I assume that when they say 'sounds at the same pitch' they intend that to mean at concert pitch (as sounding, not as written if transposed for clarinet), so you would need to bear in mind the range of the clarinet when considering that as your answer, and compare it with the notes as they appear on the page.

If the right hand part in question is pretty much 'sitting on the stave' (i.e. few or no ledger lines) it's playable by either trumpet or clarinet ... clarinet.gif

denmark
Flossie
If you have a look at this thread, it already answers the question (although the title of the thread is a little bit misleading). smile.gif http://www.abrsm.org/forum/index.php?showtopic=39366
jm-hamilton
You say two of the possible answers are trumpet and clarinet - what are the other possible answers? I think this question is looking for a non-transposing instrument. one that will play the notes as written in the extract and the same note as the piano plays will come out.
STRINGMUM
I have the question in front of me and it says "Name a standard orchestral instrument that could play the right-hand part of bars 1-6 so that it sounds at the same pitch and name the family to which it belongs."

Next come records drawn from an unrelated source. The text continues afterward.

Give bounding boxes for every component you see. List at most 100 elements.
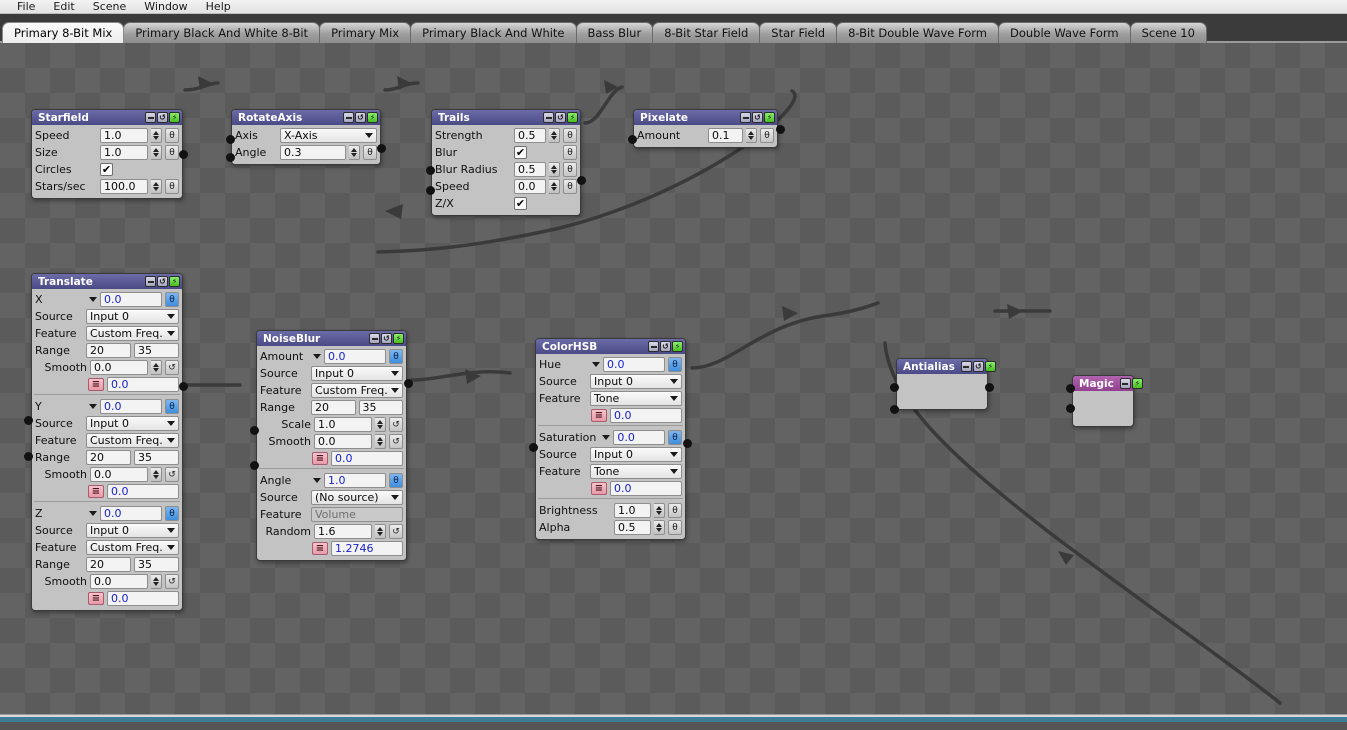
node-graph-canvas[interactable]: Starfield ↺ ⚡ Speed 1.0 θ Size 1.0 θ Cir… <box>0 43 1347 722</box>
tab-8-bit-star-field[interactable]: 8-Bit Star Field <box>652 22 761 43</box>
speed-input[interactable]: 0.0 <box>514 179 546 194</box>
scale-input[interactable]: 1.0 <box>314 417 372 432</box>
stars-per-sec-link-icon[interactable]: θ <box>165 179 179 194</box>
power-icon[interactable]: ⚡ <box>764 112 775 123</box>
power-icon[interactable]: ⚡ <box>393 333 404 344</box>
stars-per-sec-input[interactable]: 100.0 <box>100 179 148 194</box>
y-equation-icon[interactable]: ≡ <box>88 485 104 498</box>
zx-checkbox[interactable]: ✔ <box>514 197 527 210</box>
tab-8-bit-double-wave-form[interactable]: 8-Bit Double Wave Form <box>836 22 999 43</box>
minimize-icon[interactable] <box>960 361 972 372</box>
minimize-icon[interactable] <box>145 112 156 123</box>
scale-stepper[interactable] <box>375 417 386 432</box>
blur-radius-input[interactable]: 0.5 <box>514 162 546 177</box>
saturation-link-icon[interactable]: θ <box>668 430 682 445</box>
y-link-icon[interactable]: θ <box>165 399 179 414</box>
minimize-icon[interactable] <box>740 112 751 123</box>
blur-checkbox[interactable]: ✔ <box>514 146 527 159</box>
cycle-icon[interactable]: ↺ <box>157 112 168 123</box>
menu-item-edit[interactable]: Edit <box>44 0 83 13</box>
alpha-stepper[interactable] <box>654 520 665 535</box>
saturation-value-input[interactable]: 0.0 <box>613 430 665 445</box>
node-rotateaxis[interactable]: RotateAxis ↺ ⚡ Axis X-Axis Angle 0.3 θ <box>226 109 386 165</box>
node-header-magic[interactable]: Magic ⚡ <box>1073 376 1143 391</box>
blur-radius-link-icon[interactable]: θ <box>563 162 577 177</box>
speed-stepper[interactable] <box>549 179 560 194</box>
angle-stepper[interactable] <box>349 145 360 160</box>
amount-equation-icon[interactable]: ≡ <box>312 452 328 465</box>
amount-source-select[interactable]: Input 0 <box>311 366 403 381</box>
speed-input[interactable]: 1.0 <box>100 128 148 143</box>
angle-equation-icon[interactable]: ≡ <box>312 542 328 555</box>
node-header-noiseblur[interactable]: NoiseBlur ↺ ⚡ <box>257 331 406 346</box>
hue-equation-icon[interactable]: ≡ <box>591 409 607 422</box>
input-port-1[interactable] <box>24 452 33 461</box>
tab-double-wave-form[interactable]: Double Wave Form <box>998 22 1131 43</box>
amount-link-icon[interactable]: θ <box>760 128 774 143</box>
input-port-0[interactable] <box>250 426 259 435</box>
alpha-input[interactable]: 0.5 <box>614 520 651 535</box>
z-value-input[interactable]: 0.0 <box>100 506 162 521</box>
y-equation-value[interactable]: 0.0 <box>107 484 179 499</box>
amount-feature-select[interactable]: Custom Freq. <box>311 383 403 398</box>
saturation-equation-value[interactable]: 0.0 <box>610 481 682 496</box>
menu-item-help[interactable]: Help <box>197 0 240 13</box>
node-header-antialias[interactable]: Antialias ↺ ⚡ <box>897 359 996 374</box>
angle-source-select[interactable]: (No source) <box>311 490 403 505</box>
node-trails[interactable]: Trails ↺ ⚡ Strength 0.5 θ Blur ✔ θ Blur … <box>426 109 586 216</box>
hue-link-icon[interactable]: θ <box>668 357 682 372</box>
saturation-source-select[interactable]: Input 0 <box>590 447 682 462</box>
x-smooth-input[interactable]: 0.0 <box>90 360 148 375</box>
node-header-translate[interactable]: Translate ↺ ⚡ <box>32 274 182 289</box>
stars-per-sec-stepper[interactable] <box>151 179 162 194</box>
z-feature-select[interactable]: Custom Freq. <box>86 540 179 555</box>
cycle-icon[interactable]: ↺ <box>752 112 763 123</box>
output-port[interactable] <box>985 383 994 392</box>
input-port-1[interactable] <box>890 405 899 414</box>
speed-stepper[interactable] <box>151 128 162 143</box>
node-colorhsb[interactable]: ColorHSB ↺ ⚡ Hue 0.0 θ Source Input 0 Fe… <box>529 338 692 540</box>
tab-bass-blur[interactable]: Bass Blur <box>575 22 654 43</box>
chevron-down-icon[interactable] <box>89 297 97 302</box>
angle-link-icon[interactable]: θ <box>389 473 403 488</box>
minimize-icon[interactable] <box>369 333 380 344</box>
speed-link-icon[interactable]: θ <box>563 179 577 194</box>
tab-star-field[interactable]: Star Field <box>759 22 838 43</box>
y-source-select[interactable]: Input 0 <box>86 416 179 431</box>
output-port[interactable] <box>377 144 386 153</box>
power-icon[interactable]: ⚡ <box>567 112 578 123</box>
strength-input[interactable]: 0.5 <box>514 128 546 143</box>
y-range-max-input[interactable]: 35 <box>134 450 179 465</box>
node-header-rotateaxis[interactable]: RotateAxis ↺ ⚡ <box>232 110 380 125</box>
power-icon[interactable]: ⚡ <box>169 112 180 123</box>
input-port-1[interactable] <box>1066 404 1075 413</box>
minimize-icon[interactable] <box>543 112 554 123</box>
z-equation-value[interactable]: 0.0 <box>107 591 179 606</box>
z-source-select[interactable]: Input 0 <box>86 523 179 538</box>
power-icon[interactable]: ⚡ <box>169 276 180 287</box>
output-port[interactable] <box>404 379 413 388</box>
tab-primary-mix[interactable]: Primary Mix <box>319 22 412 43</box>
node-starfield[interactable]: Starfield ↺ ⚡ Speed 1.0 θ Size 1.0 θ Cir… <box>31 109 188 199</box>
minimize-icon[interactable] <box>648 341 659 352</box>
strength-link-icon[interactable]: θ <box>563 128 577 143</box>
z-range-max-input[interactable]: 35 <box>134 557 179 572</box>
tab-primary-black-and-white[interactable]: Primary Black And White <box>410 22 577 43</box>
output-port[interactable] <box>179 382 188 391</box>
strength-stepper[interactable] <box>549 128 560 143</box>
node-pixelate[interactable]: Pixelate ↺ ⚡ Amount 0.1 θ <box>628 109 785 148</box>
size-stepper[interactable] <box>151 145 162 160</box>
brightness-input[interactable]: 1.0 <box>614 503 651 518</box>
output-port[interactable] <box>776 125 785 134</box>
brightness-stepper[interactable] <box>654 503 665 518</box>
input-port[interactable] <box>529 443 538 452</box>
z-smooth-input[interactable]: 0.0 <box>90 574 148 589</box>
amount-range-max-input[interactable]: 35 <box>358 400 403 415</box>
x-range-min-input[interactable]: 20 <box>86 343 131 358</box>
scrollbar-thumb[interactable] <box>0 717 1347 722</box>
angle-value-input[interactable]: 1.0 <box>324 473 386 488</box>
cycle-icon[interactable]: ↺ <box>555 112 566 123</box>
input-port[interactable] <box>628 135 637 144</box>
z-smooth-stepper[interactable] <box>151 574 162 589</box>
cycle-icon[interactable]: ↺ <box>355 112 366 123</box>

You'd be pretty safe with violin, flute or oboe. Where do you get clarinet or trumpet from?
sbhoa
This sounds like the question I recently discussed with my piano teacher.
I remember telling her that clarinet was fine as the answer (don't remember trumpet as one of the choices).
I don't think you need to get too bogged down with the transposing instrument thing here.
Yes, it would have to read a tone higher to play at the given pitch as you pointed out.
keentoteach
QUOTE(jm-hamilton @ Nov 6 2009, 03:51 PM) *

You say two of the possible answers are trumpet and clarinet - what are the other possible answers? I think this question is looking for a non-transposing instrument. one that will play the notes as written in the extract and the same note as the piano plays will come out.


Sorry I didnt explain - clarinet and trumpet are two of the acceptable answer options, in the answer booklet that goes with the paper.

QUOTE(STRINGMUM @ Nov 6 2009, 04:14 PM) *

I have the question in front of me and it says "Name a standard orchestral instrument that could play the right-hand part of bars 1-6 so that it sounds at the same pitch and name the family to which it belongs."

You'd be pretty safe with violin, flute or oboe. Where do you get clarinet or trumpet from?

Clarinet and trumpet are two of the acceptable answers in the answers booklet.

QUOTE(jm-hamilton @ Nov 6 2009, 03:51 PM) *

You say two of the possible answers are trumpet and clarinet - what are the other possible answers? I think this question is looking for a non-transposing instrument. one that will play the notes as written in the extract and the same note as the piano plays will come out.

Yes, that is how I had interpreted it - but clarinet and trumpet are acceptable answers in the answers booklet.
kenm
QUOTE(STRINGMUM @ Nov 6 2009, 04:14 PM) *
I have the question in front of me and it says "Name a standard orchestral instrument that could play the right-hand part of bars 1-6 so that it sounds at the same pitch and name the family to which it belongs."

Easy to interpret that as meaning that transposing instruments would not be acceptable. They ought to use musicians as proof checkers; I think I would have picked that up as ambiguous.

Of course, to be on the safe side, you could answer "Clarinet in C" (Schubert and, IIRC, Beethoven used it) or "Trumpet in C".
AndyL
I'm pretty sure it doesn't matter whether it's a transposing instrument or not. It just means any intrument that can play the melody, at that sounding pitch. So trumpet, clarinet, flute, violin or oboe would probably all be fine, as long as it stays pretty much on the treble clef stave. No need to make it more complicated than it is.